Judge Mendoza’s opinion was unambiguous in its criticism of the law’s sweeping and subjective standards. He described the statute as creating an “I know it when I see it” test that chilled free speech and undermined the expertise of school librarians. “The restrictions imposed in the Florida legislation had to be judged in light of the purpose of school libraries,” Mendoza wrote. “There, as in other libraries, the right to read is paramount.”

The judge also dismissed the state’s argument that book removals constituted a form of government “curation,” asserting instead that delegating unchecked objection power to parents amounted to outright censorship. He cited longstanding Supreme Court precedents, including Island Trees Sch. Dist. v. Pico by Pico (1982), which held that state officials “may not remove books from school libraries simply because they dislike the ideas contained in those books and seek by their removal to ‘prescribe what shall be orthodox in politics, nationalism, religion, or other matters of opinion.’”

Judge Mendoza further emphasized that the mere presence of sexual content in a book does not make it pornographic, echoing the Supreme Court’s requirement that works be evaluated as a whole before being deemed obscene. He criticized HB 1069 for giving “parents license to object to materials under an ‘I know it when I see it’ approach,” a standard that failed to provide meaningful guidance or respect for literary value. “Books that are classics, modern award winners, and tested on AP exams” were swept into the category of banned material, he noted, underscoring the law’s overreach.

The decision carries particular significance for LGBTQ+ communities and advocates for inclusive education. According to PEN America, 25 percent of the books banned in the 2023–24 school year featured LGBTQ+ characters or themes. Many of these works offer young readers insights into their own identities and experiences, helping to foster empathy and understanding in an increasingly complex world. As Mary Rasenberger, CEO of the Authors Guild, stated following the ruling, “This victory affirms what we’ve always known—that literature has the power to expand worlds, foster empathy, and help young people understand themselves and their experiences.

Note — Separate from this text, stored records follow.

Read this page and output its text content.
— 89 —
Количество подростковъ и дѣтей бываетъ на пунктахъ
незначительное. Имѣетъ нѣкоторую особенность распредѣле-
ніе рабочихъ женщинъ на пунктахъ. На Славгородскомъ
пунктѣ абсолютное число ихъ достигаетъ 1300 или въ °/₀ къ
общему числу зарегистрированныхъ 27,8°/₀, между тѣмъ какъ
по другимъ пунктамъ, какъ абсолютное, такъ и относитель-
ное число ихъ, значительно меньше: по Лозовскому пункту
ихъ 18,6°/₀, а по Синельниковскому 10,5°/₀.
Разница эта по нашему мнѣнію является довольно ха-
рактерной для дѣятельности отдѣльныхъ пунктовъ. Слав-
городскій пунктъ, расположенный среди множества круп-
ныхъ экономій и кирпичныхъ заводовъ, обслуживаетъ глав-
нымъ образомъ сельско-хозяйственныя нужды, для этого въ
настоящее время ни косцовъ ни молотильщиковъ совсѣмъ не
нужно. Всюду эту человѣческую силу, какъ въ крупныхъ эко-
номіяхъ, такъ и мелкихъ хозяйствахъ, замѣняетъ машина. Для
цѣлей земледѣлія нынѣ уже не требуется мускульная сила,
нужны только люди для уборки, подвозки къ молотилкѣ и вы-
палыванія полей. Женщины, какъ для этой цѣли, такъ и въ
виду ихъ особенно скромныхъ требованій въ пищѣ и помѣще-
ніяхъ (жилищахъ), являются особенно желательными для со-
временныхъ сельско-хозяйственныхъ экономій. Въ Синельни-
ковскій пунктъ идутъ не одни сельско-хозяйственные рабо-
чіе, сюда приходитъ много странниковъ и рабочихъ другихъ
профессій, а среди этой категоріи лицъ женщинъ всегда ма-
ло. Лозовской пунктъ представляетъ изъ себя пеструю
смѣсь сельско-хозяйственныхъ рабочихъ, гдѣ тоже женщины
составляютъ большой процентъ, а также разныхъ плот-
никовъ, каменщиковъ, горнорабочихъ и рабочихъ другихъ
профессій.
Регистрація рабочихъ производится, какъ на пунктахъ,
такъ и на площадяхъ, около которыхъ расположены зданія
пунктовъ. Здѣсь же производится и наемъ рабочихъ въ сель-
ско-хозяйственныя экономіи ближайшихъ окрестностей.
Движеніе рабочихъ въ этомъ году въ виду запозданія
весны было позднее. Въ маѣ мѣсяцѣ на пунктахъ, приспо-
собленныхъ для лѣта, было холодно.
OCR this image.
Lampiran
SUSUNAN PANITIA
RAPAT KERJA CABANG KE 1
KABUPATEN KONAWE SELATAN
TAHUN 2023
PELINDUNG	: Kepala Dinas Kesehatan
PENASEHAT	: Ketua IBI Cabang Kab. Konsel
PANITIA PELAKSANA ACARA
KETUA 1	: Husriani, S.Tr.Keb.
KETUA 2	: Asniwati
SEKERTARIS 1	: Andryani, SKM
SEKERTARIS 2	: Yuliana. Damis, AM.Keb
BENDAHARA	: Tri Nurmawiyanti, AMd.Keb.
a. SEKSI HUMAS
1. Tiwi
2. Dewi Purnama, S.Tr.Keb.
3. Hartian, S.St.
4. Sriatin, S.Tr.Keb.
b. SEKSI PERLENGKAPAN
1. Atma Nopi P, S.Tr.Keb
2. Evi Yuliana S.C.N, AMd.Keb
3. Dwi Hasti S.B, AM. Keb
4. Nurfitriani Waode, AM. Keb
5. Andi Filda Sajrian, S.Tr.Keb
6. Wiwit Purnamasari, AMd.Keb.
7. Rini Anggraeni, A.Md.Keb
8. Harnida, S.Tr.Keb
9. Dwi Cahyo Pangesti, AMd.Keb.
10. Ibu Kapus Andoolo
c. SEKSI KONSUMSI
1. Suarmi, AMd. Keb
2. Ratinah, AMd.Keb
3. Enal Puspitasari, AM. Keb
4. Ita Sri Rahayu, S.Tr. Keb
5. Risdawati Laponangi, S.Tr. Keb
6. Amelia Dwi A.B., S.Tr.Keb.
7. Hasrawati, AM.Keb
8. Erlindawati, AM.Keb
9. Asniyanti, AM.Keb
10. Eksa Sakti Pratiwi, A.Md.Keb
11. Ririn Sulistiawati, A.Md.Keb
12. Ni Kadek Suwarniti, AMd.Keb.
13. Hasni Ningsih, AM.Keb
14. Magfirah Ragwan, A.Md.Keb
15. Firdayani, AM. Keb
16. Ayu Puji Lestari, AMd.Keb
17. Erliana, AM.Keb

Book bans don’t just censor words on a page; they silence authors’ lived experiences and deny students access to the stories that help them navigate an increasingly complex world.”

The roots of book banning in America run deep, stretching back to colonial times. The first recorded ban occurred in 1637 in Massachusetts, when Puritan authorities branded New English Canaan as heretical. Efforts to suppress literature have recurred throughout U.S. history, from Southern states’ attempts to remove Uncle Tom’s Cabin to the infamous 1933 federal ruling that protected James Joyce’s Ulysses from censorship. In each instance, courts have played a crucial role in upholding the principle that the right to read should not be reserved only for those with the means or power to acquire books.

Judge Mendoza’s ruling does not require that every published work be included in a school library’s collection. Instead, it reaffirms the discretion of professional librarians and school boards to make informed decisions about which books to add, while making clear that removals cannot be predicated on ideological or political objections. The decision restores the balance between protecting young readers and ensuring that the free exchange of ideas—a cornerstone of democratic society—is not sacrificed to the shifting winds of political controversy.

As debates over book bans continue to roil school districts nationwide, the Florida case stands as a powerful reminder of the enduring importance of libraries and the right to read. Ben Franklin, who championed the creation of public libraries as engines of democracy, would no doubt have approved of the court’s insistence that access to literature remain a fundamental American value.